Agreed, you can't be universally naively trusting. You can end up following really bad advice, or you can end up endlessly switching paths as you are persuaded by new advice. In an RPG, if you never specialize down any skill tree, you never reach the higher level skills that make the whole thing work.

I don't entirely disagree with negative traits of modern people, but resisting submission does make sense from one perspective. Think of it like an immune system.

What do we call someone with an immune system that attacks vital organs? Sick or healthy?

Most people who preach something merely want your money. Most people who do speeches merely want you to invest in their cause. Most charities are scams. Everything competes for our attention and uses advanced techniques to manipulate us for the sake of making money.

Was this less true in the past, or is it merely that the grifters of yesteryear have mostly been forgotten?

It's perhaps true that much of the clergy was cynically parasitic on the medieval body politic. But that's a different question from whether they were net positive!

I don't think humans really attack themselves, they just close themselves off of the world in a manner which is unhealthy. It's like dying of thirst in front of a puddle of dirty water (edit: Or just water which you don't know the purity of before you drink it). Nietzsche advocated isolation for the purpose of growth, but he also wrote "whoever would remain clean among human beings must understand how to wash himself even with dirty water". I wonder if he thought of this as being possible.

It was much less true in the past, I think (at least, in our own communities. I'm not sure about our relation with strangers/outgroups). We've become much more exploitative, we're also more prone to look for the worst in others, as well as to look for weaknesses which can be exploited. I don't think old people are easier to scam because old people are dumb, I think it's because society has gotten less honest faster than old people have managed to adapt to that fact.

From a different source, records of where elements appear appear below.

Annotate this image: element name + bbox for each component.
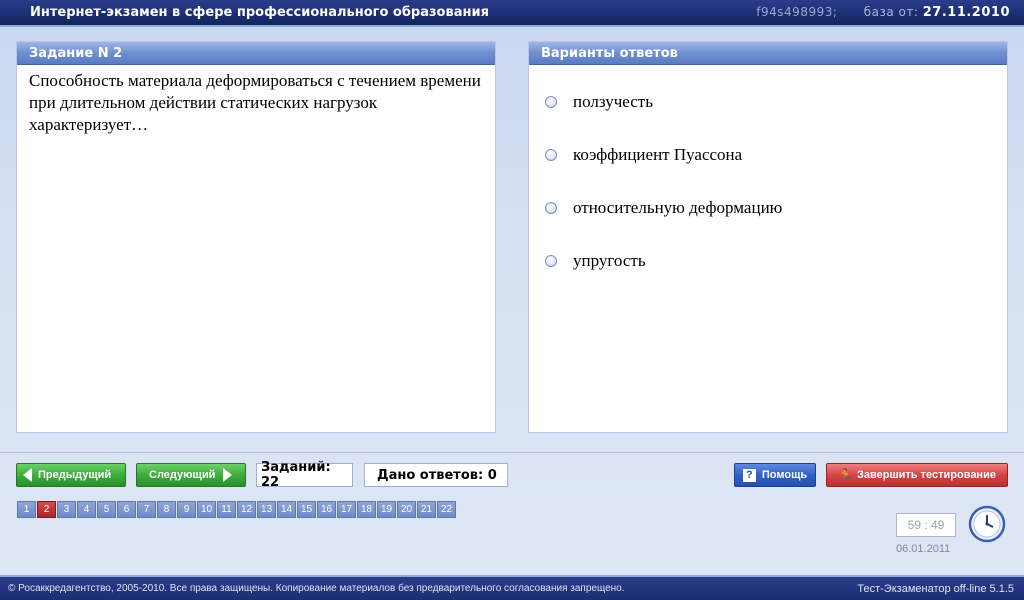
page-button-7[interactable]: 7 — [137, 501, 156, 518]
answer-label: коэффициент Пуассона — [573, 145, 743, 164]
task-heading: Задание N 2 — [17, 42, 495, 65]
answer-option-3[interactable]: относительную деформацию — [545, 198, 782, 218]
answer-option-1[interactable]: ползучесть — [545, 92, 653, 112]
timer-display: 59 : 49 — [896, 513, 956, 537]
db-label: база от: — [863, 5, 919, 19]
finish-label: Завершить тестирование — [857, 469, 996, 481]
next-button[interactable]: Следующий — [136, 463, 246, 487]
previous-button[interactable]: Предыдущий — [16, 463, 126, 487]
page-button-17[interactable]: 17 — [337, 501, 356, 518]
page-button-4[interactable]: 4 — [77, 501, 96, 518]
arrow-right-icon — [223, 468, 233, 482]
arrow-left-icon — [23, 468, 32, 482]
tasks-count: Заданий: 22 — [256, 460, 353, 490]
clock-icon — [968, 505, 1006, 543]
session-code: f94s498993; — [756, 5, 838, 19]
answer-label: упругость — [573, 251, 646, 270]
page-button-12[interactable]: 12 — [237, 501, 256, 518]
page-button-20[interactable]: 20 — [397, 501, 416, 518]
db-date: 27.11.2010 — [922, 5, 1010, 20]
page-button-8[interactable]: 8 — [157, 501, 176, 518]
answer-label: относительную деформацию — [573, 198, 783, 217]
help-button[interactable]: ? Помощь — [734, 463, 816, 487]
question-pager: 1 2 3 4 5 6 7 8 9 10 11 12 13 14 15 16 17 18 19 20 21 22 — [17, 501, 457, 518]
page-button-11[interactable]: 11 — [217, 501, 236, 518]
divider — [0, 452, 1024, 453]
answers-panel: Варианты ответов ползучесть коэффициент … — [528, 41, 1008, 433]
version-text: Тест-Экзаменатор off-line 5.1.5 — [857, 582, 1014, 595]
next-label: Следующий — [149, 469, 216, 481]
page-button-10[interactable]: 10 — [197, 501, 216, 518]
radio-button[interactable] — [545, 202, 557, 214]
answer-option-4[interactable]: упругость — [545, 251, 646, 271]
page-button-19[interactable]: 19 — [377, 501, 396, 518]
page-button-9[interactable]: 9 — [177, 501, 196, 518]
page-button-15[interactable]: 15 — [297, 501, 316, 518]
help-label: Помощь — [761, 469, 808, 481]
page-button-13[interactable]: 13 — [257, 501, 276, 518]
answer-option-2[interactable]: коэффициент Пуассона — [545, 145, 742, 165]
answer-label: ползучесть — [573, 92, 653, 111]
page-button-22[interactable]: 22 — [437, 501, 456, 518]
task-text: Способность материала деформироваться с … — [29, 71, 481, 134]
answers-given-count: Дано ответов: 0 — [364, 463, 508, 487]
page-button-5[interactable]: 5 — [97, 501, 116, 518]
app-title: Интернет-экзамен в сфере профессионально… — [30, 5, 489, 20]
title-bar: Интернет-экзамен в сфере профессионально… — [0, 0, 1024, 27]
footer: © Росаккредагентство, 2005-2010. Все пра… — [0, 575, 1024, 600]
page-button-14[interactable]: 14 — [277, 501, 296, 518]
radio-button[interactable] — [545, 149, 557, 161]
finish-test-button[interactable]: 🏃 Завершить тестирование — [826, 463, 1008, 487]
previous-label: Предыдущий — [38, 469, 112, 481]
page-button-1[interactable]: 1 — [17, 501, 36, 518]
current-date: 06.01.2011 — [896, 543, 951, 555]
page-button-6[interactable]: 6 — [117, 501, 136, 518]
page-button-21[interactable]: 21 — [417, 501, 436, 518]
page-button-3[interactable]: 3 — [57, 501, 76, 518]
task-panel: Задание N 2 Способность материала деформ… — [16, 41, 496, 433]
radio-button[interactable] — [545, 96, 557, 108]
page-button-2[interactable]: 2 — [37, 501, 56, 518]
page-button-16[interactable]: 16 — [317, 501, 336, 518]
radio-button[interactable] — [545, 255, 557, 267]
answers-heading: Варианты ответов — [529, 42, 1007, 65]
header-info: f94s498993; база от: 27.11.2010 — [756, 5, 1010, 20]
page-button-18[interactable]: 18 — [357, 501, 376, 518]
copyright-text: © Росаккредагентство, 2005-2010. Все пра… — [8, 583, 625, 594]
running-man-icon: 🏃 — [838, 467, 853, 482]
question-icon: ? — [742, 468, 756, 482]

We're in the age of resource exhaustion, and "trust" is no less of a resource than oil is. Even "dignity" and "reputation" are resources. Companies like Blizzard are currently burning these. Resources like honor and respect are nearly depleted in the western world in my opinion. Mathematically, I think the solution is to optimize for the long-term rather than the short-term. If you optimize for an infinitely long period of time, it appears to me like you're immune to all social dilemma's and things like Goodhart's law and other harmful incentives. So the entire problem seems to be excessive short-term optimization.

Perhaps current parasites are no worse than those of old, but there seems to be many more of them now that we're all global rather than members of small local communities. And being "local" had advantages, I think it's the cause of the whole "high trust society" thing. A king would suffer if they hurt their own kingdom, so incentives like that protected against evil somewhat. But now, you can earn money by hurting somebody 1000s of miles away.

I'd ask "Which is best, to adapt well to a sick society, or to adapt poorly to a sick society"? Personally, I'm not entirely sure.